This collection addresses how models from ancient Greece and Rome have permeated Irish political discourse in the century since 1916. The 1916 Easter Rising, when Irish nationalists rose up against British imperial forces, became almost instantly mythologized in Irish political memory as a turning point in the nation's history that paved the way for Irish independence. Its centenary has provided a natural point for reflection on Irish politics, and this volume
highlights an unexplored element in Irish political discourse, namely its frequent reliance on, reference to, and tensions with classical Greek and Roman models.

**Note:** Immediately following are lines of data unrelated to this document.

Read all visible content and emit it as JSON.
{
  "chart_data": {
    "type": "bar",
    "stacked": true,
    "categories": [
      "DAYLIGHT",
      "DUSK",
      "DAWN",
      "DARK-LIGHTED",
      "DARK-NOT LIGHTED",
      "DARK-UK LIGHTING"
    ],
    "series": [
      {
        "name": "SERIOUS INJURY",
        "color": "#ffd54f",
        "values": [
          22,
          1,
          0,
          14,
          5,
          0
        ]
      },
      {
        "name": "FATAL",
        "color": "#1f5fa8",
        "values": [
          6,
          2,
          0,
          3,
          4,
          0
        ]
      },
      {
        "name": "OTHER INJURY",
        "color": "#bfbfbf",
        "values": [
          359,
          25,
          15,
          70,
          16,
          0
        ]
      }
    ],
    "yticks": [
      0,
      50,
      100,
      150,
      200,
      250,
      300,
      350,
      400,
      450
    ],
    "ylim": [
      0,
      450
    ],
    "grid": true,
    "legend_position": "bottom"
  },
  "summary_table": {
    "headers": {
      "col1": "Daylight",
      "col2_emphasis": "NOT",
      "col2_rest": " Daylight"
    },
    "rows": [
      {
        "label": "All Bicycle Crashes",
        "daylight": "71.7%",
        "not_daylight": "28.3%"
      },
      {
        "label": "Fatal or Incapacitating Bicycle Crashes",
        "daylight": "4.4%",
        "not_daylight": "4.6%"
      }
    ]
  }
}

Topics covered include the reception and rejection of classical culture in Ireland; the politics of Irish language engagement with Greek and
Roman models; the intersection of Irish literature with scholarship in Classics and Celtic Studies; the use of classical referents to articulate political inequalities across gender, sexual, and class hierarchies; meditations on the Northern Irish conflict through classical literature; and the political implications of neoclassical material culture in Irish society. As the only country colonized by Britain with a pre-existing indigenous heritage of expertise in classical languages and
literature, postcolonial Ireland represents a unique case in the field of classical reception. This book opens a window on a rich and varied dialogue between significant figures in Irish cultural history and the Greek and Roman sources that have inspired them, a dialogue that is firmly rooted in Ireland's
historical past and continues to be ever-evolving.